Sen. Steve Bieda (DWarren) and Muskegon County Prosecutor D.J. Hilson have renewed calls for legislative action on Senate Bill 121, which would add gender identification and sexual orientation to the list of protections under the Ethnic Intimidation Act.
Currently, the Ethnic Intimidation Act says that a person is guilty of ethnic intimidation and subject to two years in prison if they maliciously - and with specific intent to intimidate or harass another person based on their race, color, religion, gender or national origin - commit, or threaten to commit, physical harm or property damage.
However, the law does not include sexual orientation and gender identity protections.
"Lawmakers have had this particular piece of legislation on their plate for two decades," Sen. Bieda said. "How many more assaults will it take for them to realize that the current laws have done nothing to reduce hate crimes, and allow perpetrators to escape the fullest extent of the law?"
A recent case in Muskegon Heights - where a 17-year-old victim was lured, physically assaulted and stripped of his clothing by an attacker who recorded the assault and posted it on Facebook - spotlights the need for gender identification and sexual orientation protections. During an investigation, Muskegon Heights police officers used a recording to determine the attack was racially motivated, and that the attacker selected the victim because he was gay.

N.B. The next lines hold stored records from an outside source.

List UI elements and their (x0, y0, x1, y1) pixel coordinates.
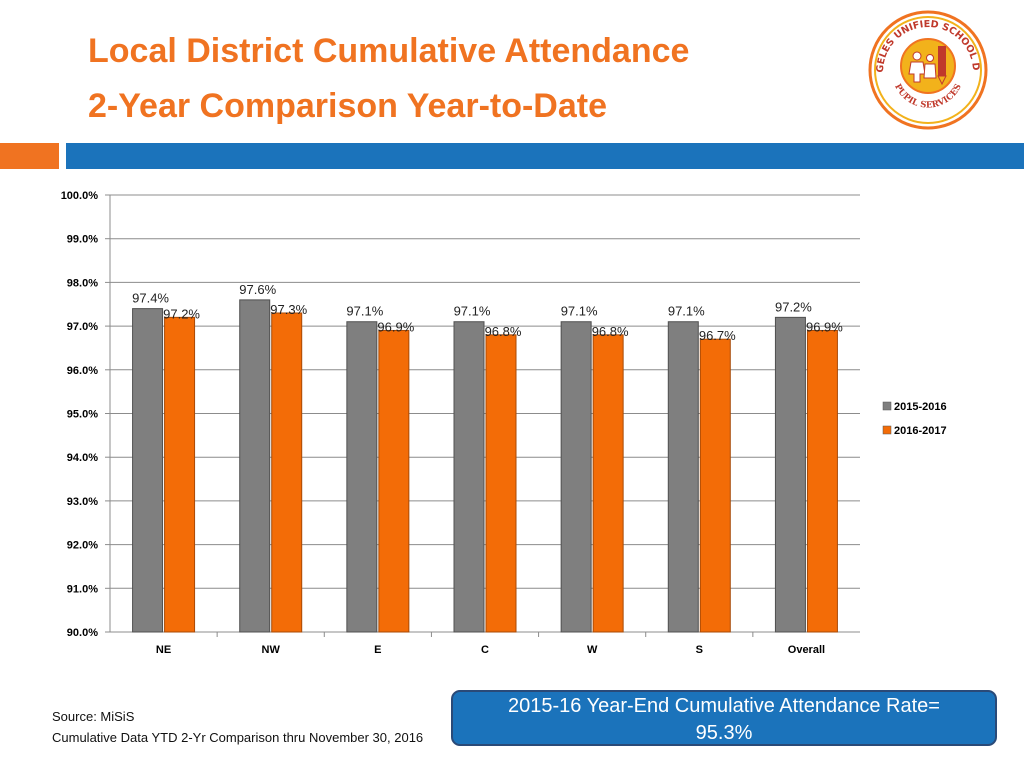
data-label-2015-2016-Overall: 97.2% (775, 299, 812, 314)
x-tick-label-Overall: Overall (788, 644, 825, 656)
y-tick-label: 95.0% (67, 409, 98, 421)
children-figures-icon (908, 51, 937, 83)
source-note: Cumulative Data YTD 2-Yr Comparison thru… (52, 730, 424, 745)
x-tick-label-NE: NE (156, 644, 171, 656)
x-tick-label-C: C (481, 644, 489, 656)
callout-line-1: 2015-16 Year-End Cumulative Attendance R… (508, 695, 940, 717)
x-tick-label-W: W (587, 644, 598, 656)
attendance-bar-chart: 90.0% 91.0% 92.0% 93.0% 94.0% 95.0% 96.0% 97.0%… (61, 190, 947, 656)
chart-data-labels: 97.4%97.2%97.6%97.3% 97.1%96.9%97.1%96.8%… (132, 282, 843, 343)
bar-2015-2016-W (560, 321, 592, 633)
y-tick-label: 90.0% (67, 627, 98, 639)
chart-gridlines (105, 194, 860, 637)
y-tick-label: 97.0% (67, 321, 98, 333)
data-label-2015-2016-E: 97.1% (346, 304, 383, 319)
x-tick-label-S: S (696, 644, 703, 656)
source-footer: Source: MiSiS Cumulative Data YTD 2-Yr C… (52, 706, 423, 748)
bar-2016-2017-Overall (806, 329, 838, 633)
title-line-1: Local District Cumulative Attendance (88, 32, 690, 70)
bar-2015-2016-NE (132, 308, 164, 633)
bar-2015-2016-Overall (774, 316, 806, 633)
y-tick-label: 96.0% (67, 365, 98, 377)
title-line-2: 2-Year Comparison Year-to-Date (88, 87, 607, 125)
legend-label-2016-2017: 2016-2017 (894, 425, 947, 437)
legend-swatch-2015-2016 (882, 401, 892, 411)
x-tick-label-NW: NW (262, 644, 281, 656)
pencil-icon (937, 46, 947, 86)
y-tick-label: 93.0% (67, 496, 98, 508)
bar-2016-2017-C (485, 334, 517, 633)
bar-2016-2017-E (378, 329, 410, 633)
bar-2015-2016-S (667, 321, 699, 633)
y-tick-label: 92.0% (67, 540, 98, 552)
bar-2015-2016-NW (239, 299, 271, 633)
accent-band-orange (0, 143, 59, 169)
data-label-2016-2017-E: 96.9% (377, 319, 414, 334)
callout-line-2: 95.3% (695, 722, 753, 744)
data-label-2015-2016-C: 97.1% (454, 304, 491, 319)
data-label-2016-2017-Overall: 96.9% (806, 319, 843, 334)
y-tick-label: 91.0% (67, 583, 98, 595)
y-tick-label: 99.0% (67, 234, 98, 246)
data-label-2016-2017-NE: 97.2% (163, 306, 200, 321)
legend-swatch-2016-2017 (882, 425, 892, 435)
data-label-2016-2017-W: 96.8% (592, 324, 629, 339)
x-tick-label-E: E (374, 644, 381, 656)
data-label-2016-2017-C: 96.8% (485, 324, 522, 339)
bar-2016-2017-NW (271, 312, 303, 633)
data-label-2016-2017-NW: 97.3% (270, 302, 307, 317)
bar-2015-2016-C (453, 321, 485, 633)
source-text: Source: MiSiS (52, 709, 135, 724)
page-title: Local District Cumulative Attendance 2-Y… (88, 24, 689, 134)
y-tick-label: 100.0% (61, 190, 99, 202)
accent-band-blue (66, 143, 1024, 169)
data-label-2015-2016-S: 97.1% (668, 304, 705, 319)
data-label-2015-2016-NW: 97.6% (239, 282, 276, 297)
bar-2016-2017-NE (164, 316, 196, 633)
year-end-rate-callout: 2015-16 Year-End Cumulative Attendance R… (451, 690, 997, 746)
chart-legend: 2015-2016 2016-2017 (882, 401, 947, 437)
bar-2015-2016-E (346, 321, 378, 633)
data-label-2015-2016-NE: 97.4% (132, 291, 169, 306)
y-tick-label: 94.0% (67, 452, 98, 464)
lausd-pupil-services-logo: LOS ANGELES UNIFIED SCHOOL DISTRICT PUPI… (866, 8, 988, 130)
bar-2016-2017-W (592, 334, 624, 633)
y-axis-tick-labels: 90.0% 91.0% 92.0% 93.0% 94.0% 95.0% 96.0% 97.0%… (61, 190, 99, 639)
bar-2016-2017-S (699, 338, 731, 633)
legend-label-2015-2016: 2015-2016 (894, 401, 947, 413)
chart-bars (132, 299, 838, 633)
y-tick-label: 98.0% (67, 277, 98, 289)
data-label-2016-2017-S: 96.7% (699, 328, 736, 343)
data-label-2015-2016-W: 97.1% (561, 304, 598, 319)
x-axis-tick-labels: NE NW E C W S Overall (156, 644, 825, 656)
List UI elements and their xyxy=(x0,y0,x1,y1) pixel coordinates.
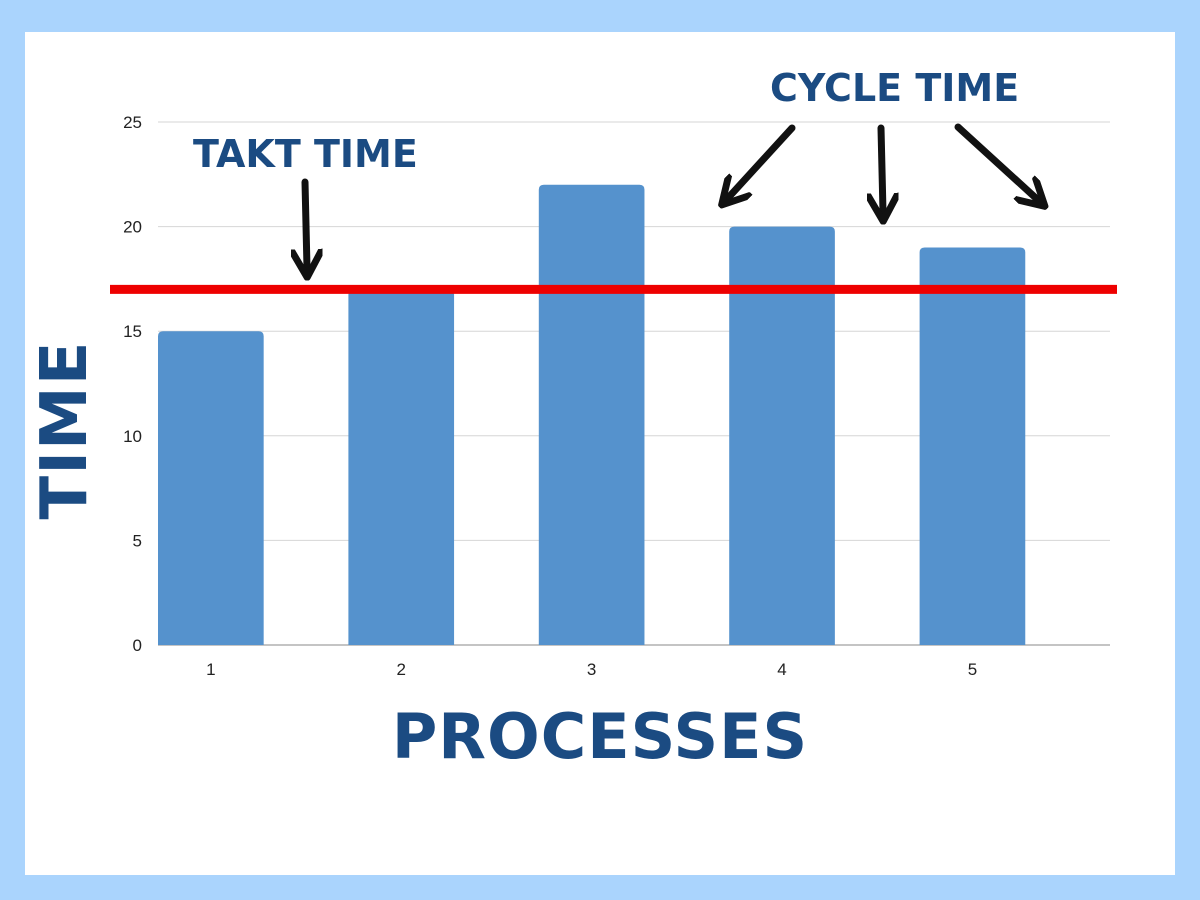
y-tick-label: 10 xyxy=(123,427,142,446)
bars xyxy=(158,184,1026,645)
bar-4 xyxy=(729,226,835,645)
cycle-arrow-bar-4 xyxy=(881,124,883,212)
x-tick-label: 1 xyxy=(206,660,215,679)
x-axis-title: PROCESSES xyxy=(391,700,809,773)
takt-time-label: TAKT TIME xyxy=(193,132,418,176)
x-tick-label: 5 xyxy=(968,660,977,679)
bar-5 xyxy=(919,247,1026,645)
bar-2 xyxy=(348,289,455,645)
y-tick-label: 0 xyxy=(133,636,142,655)
x-tick-labels: 1 2 3 4 5 xyxy=(206,660,977,679)
x-tick-label: 2 xyxy=(397,660,406,679)
takt-arrow xyxy=(305,178,307,268)
y-axis-title: TIME xyxy=(28,340,102,520)
y-tick-labels: 0 5 10 15 20 25 xyxy=(123,113,142,655)
cycle-arrow-bar-3 xyxy=(728,124,796,198)
x-tick-label: 3 xyxy=(587,660,596,679)
y-tick-label: 5 xyxy=(133,531,142,550)
annotation-arrows xyxy=(305,123,1038,268)
x-tick-label: 4 xyxy=(777,660,786,679)
cycle-arrow-bar-5 xyxy=(954,123,1038,200)
y-tick-label: 20 xyxy=(123,218,142,237)
y-axis-title-wrap: TIME xyxy=(28,330,102,530)
bar-1 xyxy=(158,331,264,645)
y-tick-label: 15 xyxy=(123,322,142,341)
bar-3 xyxy=(538,184,645,645)
cycle-time-label: CYCLE TIME xyxy=(770,66,1020,110)
y-tick-label: 25 xyxy=(123,113,142,132)
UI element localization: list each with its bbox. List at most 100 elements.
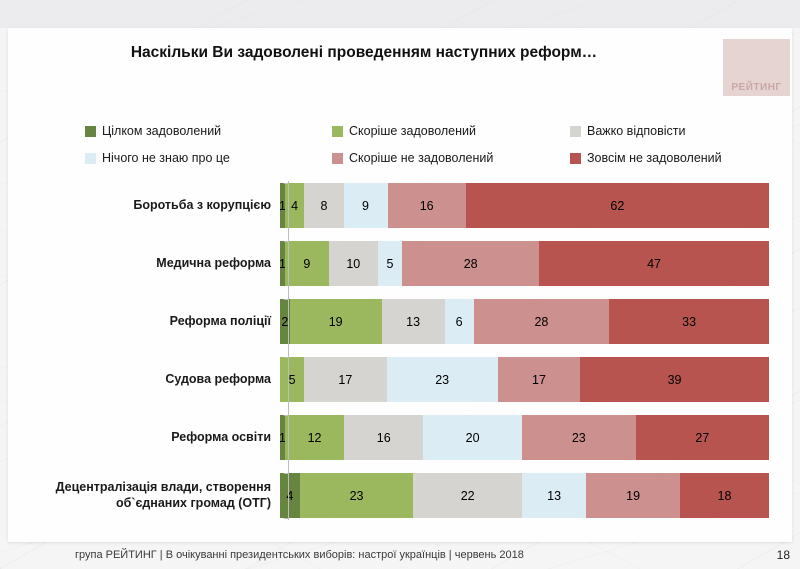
bar-segment: 4 <box>280 473 300 518</box>
legend-label: Цілком задоволений <box>102 124 222 138</box>
legend-item-1: Скоріше задоволений <box>332 124 570 138</box>
rating-logo: РЕЙТИНГ <box>723 39 790 96</box>
bar-segment: 19 <box>289 299 382 344</box>
segment-value: 16 <box>419 198 434 213</box>
bar-stack: 1 12 16 20 23 27 <box>279 415 769 460</box>
page-number: 18 <box>776 548 790 562</box>
legend-swatch-icon <box>570 125 581 137</box>
legend-swatch-icon <box>85 152 96 164</box>
bar-segment: 17 <box>304 357 387 402</box>
segment-value: 19 <box>328 314 343 329</box>
segment-value: 1 <box>278 256 286 271</box>
bar-segment: 4 <box>284 183 305 228</box>
bar-segment: 5 <box>377 241 403 286</box>
legend-item-0: Цілком задоволений <box>85 124 332 138</box>
axis-tick <box>284 473 289 474</box>
bar-segment: 10 <box>328 241 378 286</box>
bar-stack: 2 19 13 6 28 33 <box>280 299 769 344</box>
legend-swatch-icon <box>570 152 581 164</box>
top-band <box>0 0 800 28</box>
chart-row-1: Медична реформа 1 9 10 5 28 47 <box>8 241 792 286</box>
category-axis-line <box>288 181 289 520</box>
bar-segment: 13 <box>522 473 587 518</box>
bar-segment: 18 <box>680 473 769 518</box>
rating-logo-text: РЕЙТИНГ <box>731 82 782 93</box>
bar-segment: 39 <box>580 357 769 402</box>
segment-value: 5 <box>288 372 296 387</box>
chart-row-2: Реформа поліції 2 19 13 6 28 33 <box>8 299 792 344</box>
bar-segment: 9 <box>343 183 388 228</box>
axis-tick <box>284 518 289 519</box>
segment-value: 33 <box>682 314 697 329</box>
legend-label: Зовсім не задоволений <box>587 151 722 165</box>
segment-value: 28 <box>534 314 549 329</box>
axis-tick <box>284 183 289 184</box>
segment-value: 23 <box>435 372 450 387</box>
segment-value: 13 <box>406 314 421 329</box>
chart: Боротьба з корупцією 1 4 8 9 16 62 Медична рефо… <box>8 181 792 531</box>
segment-value: 17 <box>532 372 546 387</box>
bar-segment: 28 <box>402 241 540 286</box>
legend-swatch-icon <box>332 125 343 137</box>
legend-label: Нічого не знаю про це <box>102 151 230 165</box>
bar-segment: 16 <box>387 183 466 228</box>
segment-value: 27 <box>695 430 710 445</box>
bar-segment: 12 <box>284 415 345 460</box>
legend-label: Скоріше задоволений <box>349 124 476 138</box>
chart-row-3: Судова реформа 5 17 23 17 39 <box>8 357 792 402</box>
segment-value: 6 <box>455 314 463 329</box>
row-label: Боротьба з корупцією <box>133 197 271 212</box>
axis-tick <box>284 299 289 300</box>
bar-segment: 33 <box>609 299 769 344</box>
bar-stack: 4 23 22 13 19 18 <box>280 473 769 518</box>
bar-segment: 20 <box>423 415 522 460</box>
segment-value: 1 <box>279 430 286 445</box>
bar-segment: 17 <box>497 357 581 402</box>
bar-segment: 62 <box>465 183 769 228</box>
segment-value: 4 <box>286 488 294 503</box>
segment-value: 39 <box>667 372 682 387</box>
legend: Цілком задоволений Скоріше задоволений Важ… <box>8 124 792 165</box>
segment-value: 1 <box>278 198 286 213</box>
chart-row-4: Реформа освіти 1 12 16 20 23 27 <box>8 415 792 460</box>
segment-value: 8 <box>320 198 328 213</box>
page-title: Наскільки Ви задоволені проведенням наст… <box>130 44 598 61</box>
legend-item-3: Нічого не знаю про це <box>85 151 332 165</box>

The Muskegon County Prosecutor's Office, led by Prosecutor D.J. Hilson, sought felony hate crime charges against the attacker, but were unable to do so because sexual orientation is not covered under current hate crime statute.
"I just get to enforce the laws that are made, and not make them," D.J Hilson, Prosecuting Attorneys Association of Michigan president-elect, said. "We're hoping that Sen. Bieda's Senate Bill 121 will highlight the need to make a change in this particular law."
For more than a decade, Sen. Bieda has introduced similar legislation to give law enforcement and prosecutor's offices the tools they need to uphold the rule of law and seek justice for victims of hate crimes, but none has been passed by the Republican-controlled legislature.
In 1998, following the brutal murder of Wyoming college student Matthew Shepard, the Michigan House of Representatives passed a bill to add sexual orientation to the Ethnic Intimidation Act, but the bill then died in the Senate.
SB 121, his current bill, was referred to the Senate Government Operations Committee on Feb. 8, 2017, where it awaits a hearing.